The history of the last hundred years has not fulfilled these hopes. Perhaps the transition from the despotism of kings and aristocracies came too suddenly. At any rate, it is a fact that the doctrine that ascribes intellectual and moral excellence to the common man and consequently infallibility to the majority became the fundamental dogma of “progressive” political propaganda. In its farther logical development it generated the belief that in the field of society’s political and economic organization any scheme devised by the majority can work satisfactorily. People no longer ask whether interventionism or socialism can bring about the effects that their advocates are expecting from them. The mere fact that the majority of the voters ask for them is considered as an irrefutable proof that they can work and will inevitably result in the benefits expected. No politician is any longer interested in the question whether a measure is fit to produce the ends aimed at. What alone counts for him is whether the majority of the voters favor or reject it.10  Only very few people pay attention to what “mere theory” says about socialism and to the experience of the socialist “experiments” in Russia and in other countries. Almost all our contemporaries firmly believe that socialism will transform the earth into a paradise. One may call it wishful thinking or the belief in the omnipotence of thought.
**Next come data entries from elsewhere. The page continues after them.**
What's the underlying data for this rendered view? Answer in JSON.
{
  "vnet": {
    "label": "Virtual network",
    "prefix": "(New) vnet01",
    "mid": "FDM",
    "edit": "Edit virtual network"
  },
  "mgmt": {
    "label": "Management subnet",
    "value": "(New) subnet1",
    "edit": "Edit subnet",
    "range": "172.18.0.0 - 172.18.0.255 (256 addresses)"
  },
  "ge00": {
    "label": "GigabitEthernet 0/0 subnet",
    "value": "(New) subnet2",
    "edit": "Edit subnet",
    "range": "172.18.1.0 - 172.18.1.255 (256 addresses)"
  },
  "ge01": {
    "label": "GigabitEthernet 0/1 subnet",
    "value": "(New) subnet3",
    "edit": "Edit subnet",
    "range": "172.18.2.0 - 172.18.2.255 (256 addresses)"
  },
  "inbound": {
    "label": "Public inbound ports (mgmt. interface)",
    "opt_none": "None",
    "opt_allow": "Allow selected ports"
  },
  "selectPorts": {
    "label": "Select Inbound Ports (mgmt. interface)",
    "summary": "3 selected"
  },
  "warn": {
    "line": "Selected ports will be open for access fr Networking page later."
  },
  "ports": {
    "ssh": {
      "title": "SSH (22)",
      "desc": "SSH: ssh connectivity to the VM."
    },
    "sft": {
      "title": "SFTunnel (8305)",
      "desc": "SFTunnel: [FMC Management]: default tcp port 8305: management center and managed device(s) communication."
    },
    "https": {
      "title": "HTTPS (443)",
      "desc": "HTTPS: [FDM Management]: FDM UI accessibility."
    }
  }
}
Yet the criterion of truth is that it works even if nobody is prepared to acknowledge it.

  • 8Freud, Totem und Tabu (Vienna, 1913), pp. 79 ff.
  • 9The first condition for the establishment of perpetual peace is, of course, the general adoption of the principles of laissez-faire capitalism. About this problem, see Mises, Human Action, pp. 680 ff., and Mises, Omnipotent Government (New Haven: Yale University Press, 1944), pp. 89 ff.
  • 10Symptomatic of this mentality is the weight ascribed by politicians to the findings of public opinion polls.